Waterfall performance metrics represent just one aspect of demand creation performance and measurement. To help organizations get a full picture of where their demand creation functions stand, SiriusDecisions has identified 10 functional capability stacks.
The capability stacks fall into four broad categories that align to SiriusDecisions’ four main priorities for demand creation leaders: demand management process; program design, planning and execution; demand program delivery mechanisms; and functional design and development. Within each capability, the organization can rate its current state as basic, intermediate or advanced.
“You want to work up the ladder from basic to intermediate to advanced,” Monica explained. “This can be difficult in large companies because the processes are often fractured, with multiple reporting streams. In small companies, the main problem is often limited resources.” Additionally, organizations of any size can struggle with staff churn, the speed of technology change, and corporate insulation.
Given these challenges, reaching the advanced level in every category is generally unrealistic. Gil and Monica called this theoretical profile of all-around perfection the “platonic ideal,” quipping that an organization that reaches this level manufactures rainbows and produces qualified leads on demand.
Most B2B demand creation functions, however, fit one of the other three main profiles, depending on their size, maturity and experience.
“Enthusiastic beginners” have begun to master the basics but can easily become overwhelmed with all that they need to learn. For example, they may have solid contact databases and strong specific tactics (e.g. trade show operations), but their measurement and reporting may need to be expanded, and they may need to start considering their demand creation programs more comprehensively to build credibility.

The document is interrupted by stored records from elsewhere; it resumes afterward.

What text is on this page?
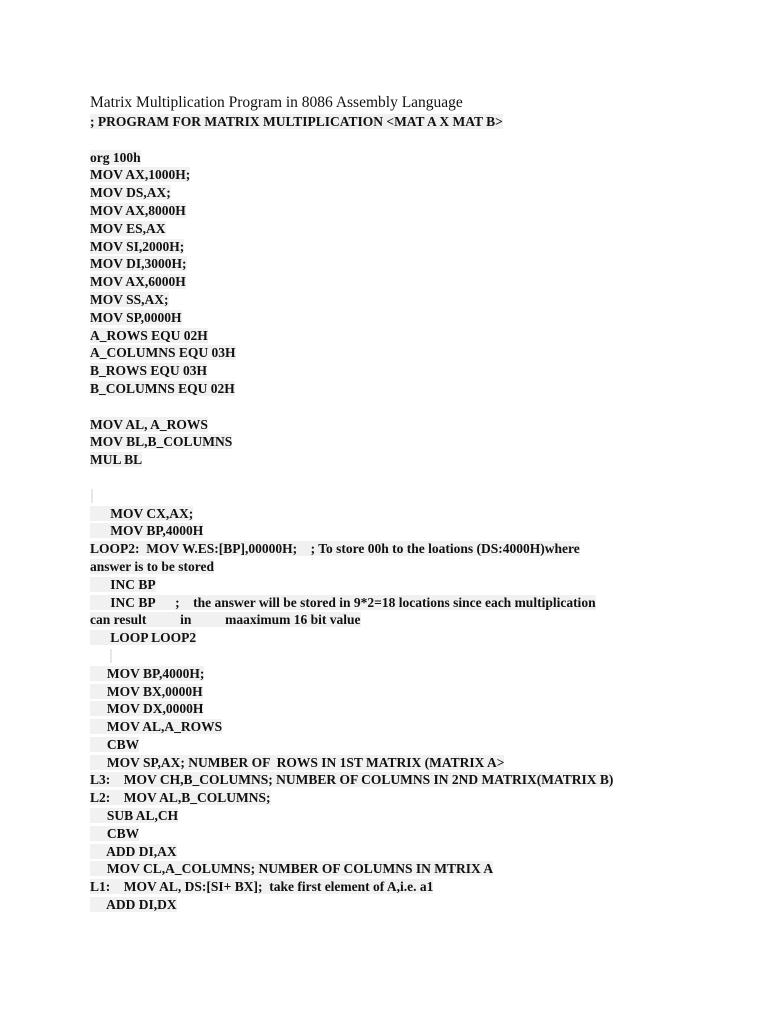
Matrix Multiplication Program in 8086 Assembly Language
; PROGRAM FOR MATRIX MULTIPLICATION <MAT A X MAT B>
org 100h
MOV AX,1000H;
MOV DS,AX;
MOV AX,8000H
MOV ES,AX
MOV SI,2000H;
MOV DI,3000H;
MOV AX,6000H
MOV SS,AX;
MOV SP,0000H
A_ROWS EQU 02H
A_COLUMNS EQU 03H
B_ROWS EQU 03H
B_COLUMNS EQU 02H
MOV AL, A_ROWS
MOV BL,B_COLUMNS
MUL BL
MOV CX,AX;
MOV BP,4000H
LOOP2:  MOV W.ES:[BP],00000H;    ; To store 00h to the loations (DS:4000H)where
answer is to be stored
INC BP
INC BP      ;    the answer will be stored in 9*2=18 locations since each multiplication
can result          in          maaximum 16 bit value
LOOP LOOP2
MOV BP,4000H;
MOV BX,0000H
MOV DX,0000H
MOV AL,A_ROWS
CBW
MOV SP,AX; NUMBER OF  ROWS IN 1ST MATRIX (MATRIX A>
L3:    MOV CH,B_COLUMNS; NUMBER OF COLUMNS IN 2ND MATRIX(MATRIX B)
L2:    MOV AL,B_COLUMNS;
SUB AL,CH
CBW
ADD DI,AX
MOV CL,A_COLUMNS; NUMBER OF COLUMNS IN MTRIX A
L1:    MOV AL, DS:[SI+ BX];  take first element of A,i.e. a1
ADD DI,DX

“Super-specialists,” meanwhile, have gained respect within the broader organization – perhaps with a reputation for incisive analytics and technological sophistication. They create extensive reports and often run waterfall diagnostics, but because they do not yet run programs, they can measure only tactics. “These teams are good at the science of marketing but need to shift and focus on the ‘art’ aspects as well,” Monica said.
“Competent operators” – often found at high-growth, small companies – generally operate on an intermediate level. They understand their personas and market specifically to them, and they recognize the necessity of using thought leadership and education to help move their buyers through their journey. However, while they might believe they already know everything about marketing, they risk complacency – and often have several areas where they could perform better (e.g. measurement, program attribution).
To help demand creation teams improve their competencies, SiriusDecisions has created a new roadmapping tool. Gil and Monica explained that teams can use this tool to assess their current state, then receive a visual of their competency pattern, their desired level and the roadmap that will guide them to that desired level.
Overall, reaching advanced demand creation competency levels generally requires ramping up automation, personalization, agility, adaptivity, data integration and lead routing, as well enhancing the reputation and visibility of the demand creation within the broader organization. “It isn’t just about the technology – it’s the people,” Monica said.